Dara Huang (born 1981) is an American architect based in London. In 2013, she founded the architecture and design firm Design Haus Liberty. She is the co-founder of Dara Maison with J. Christopher Burch, a furniture and interiors brand. Huang is a survivor of the 2008 Mumbai attacks. Huang's son, Christopher Woolf Mapelli Mozzi, is the stepson of Princess Beatrice.

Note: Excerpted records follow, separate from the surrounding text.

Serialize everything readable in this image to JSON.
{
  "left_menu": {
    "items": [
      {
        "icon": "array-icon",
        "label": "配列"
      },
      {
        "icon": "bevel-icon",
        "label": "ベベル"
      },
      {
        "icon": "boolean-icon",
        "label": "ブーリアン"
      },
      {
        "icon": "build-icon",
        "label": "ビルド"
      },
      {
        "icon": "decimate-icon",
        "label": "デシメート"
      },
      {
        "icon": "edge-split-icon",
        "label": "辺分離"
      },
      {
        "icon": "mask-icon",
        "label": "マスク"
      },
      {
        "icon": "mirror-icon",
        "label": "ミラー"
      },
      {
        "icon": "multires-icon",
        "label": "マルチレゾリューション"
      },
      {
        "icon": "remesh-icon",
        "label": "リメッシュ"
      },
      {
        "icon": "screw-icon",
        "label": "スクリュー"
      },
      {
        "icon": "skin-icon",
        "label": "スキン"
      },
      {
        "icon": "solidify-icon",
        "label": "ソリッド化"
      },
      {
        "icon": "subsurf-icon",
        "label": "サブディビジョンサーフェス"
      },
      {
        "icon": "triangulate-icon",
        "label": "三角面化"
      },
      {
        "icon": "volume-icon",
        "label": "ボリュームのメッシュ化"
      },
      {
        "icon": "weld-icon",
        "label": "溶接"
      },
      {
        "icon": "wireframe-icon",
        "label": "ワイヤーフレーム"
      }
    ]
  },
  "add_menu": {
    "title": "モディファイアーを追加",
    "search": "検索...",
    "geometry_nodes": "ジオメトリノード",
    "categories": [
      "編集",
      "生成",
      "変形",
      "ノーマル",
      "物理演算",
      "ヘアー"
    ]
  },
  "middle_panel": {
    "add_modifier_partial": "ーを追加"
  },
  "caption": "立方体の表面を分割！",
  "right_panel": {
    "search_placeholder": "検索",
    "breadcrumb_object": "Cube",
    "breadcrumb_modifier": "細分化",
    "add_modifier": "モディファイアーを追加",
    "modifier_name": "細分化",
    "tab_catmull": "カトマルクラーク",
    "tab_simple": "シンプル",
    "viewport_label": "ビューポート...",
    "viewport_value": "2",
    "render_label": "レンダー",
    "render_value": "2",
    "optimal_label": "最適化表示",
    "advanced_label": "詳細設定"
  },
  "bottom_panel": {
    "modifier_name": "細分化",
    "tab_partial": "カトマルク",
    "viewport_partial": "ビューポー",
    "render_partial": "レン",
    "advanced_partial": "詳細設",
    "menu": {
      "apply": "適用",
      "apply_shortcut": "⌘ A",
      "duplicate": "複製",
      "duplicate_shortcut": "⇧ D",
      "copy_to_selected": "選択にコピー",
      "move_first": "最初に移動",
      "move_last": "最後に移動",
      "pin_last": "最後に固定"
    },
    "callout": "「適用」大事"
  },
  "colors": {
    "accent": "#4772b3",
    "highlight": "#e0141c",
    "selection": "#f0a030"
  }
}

== Family and education ==
Dara Huang was born in Florida to Taiwanese American immigrants. Her father is a retired NASA rocket scientist. She attended the University of Florida, from which she graduated in 2004 with a Bachelor of Arts in design. She was a member of Alpha Delta Pi sorority. She then earned a master's degree in architecture from Harvard University. Huang was engaged to Edoardo Mapelli Mozzi, with whom she has a son, Christopher Woolf "Wolfie", born in 2016. The engagement was broken off in 2018.

== Career ==
After graduating, Huang worked at architectural firms Herzog & de Meuron in Switzerland and Foster and Partners in London. At these firms she worked on several large projects, including the skyscraper 56 Leonard Street in New York City, Tate Modern in London, and Manolo Blahnik stores around the world. Huang has received several awards, including The Clifford Wong Prize, The KPF Travelling Fellowship, The Young Architects Award, and first place in the AIAS National Design Review. In 2026, Huang was briefly a cast member on the Bravo reality television series, Ladies of London.

=== Design Haus Liberty ===
In 2013, Huang opened her own architecture practice, Design Haus Liberty, in Clerkenwell, London. Its work has been exhibited at Somerset House in London and the Venice Biennale of Architecture.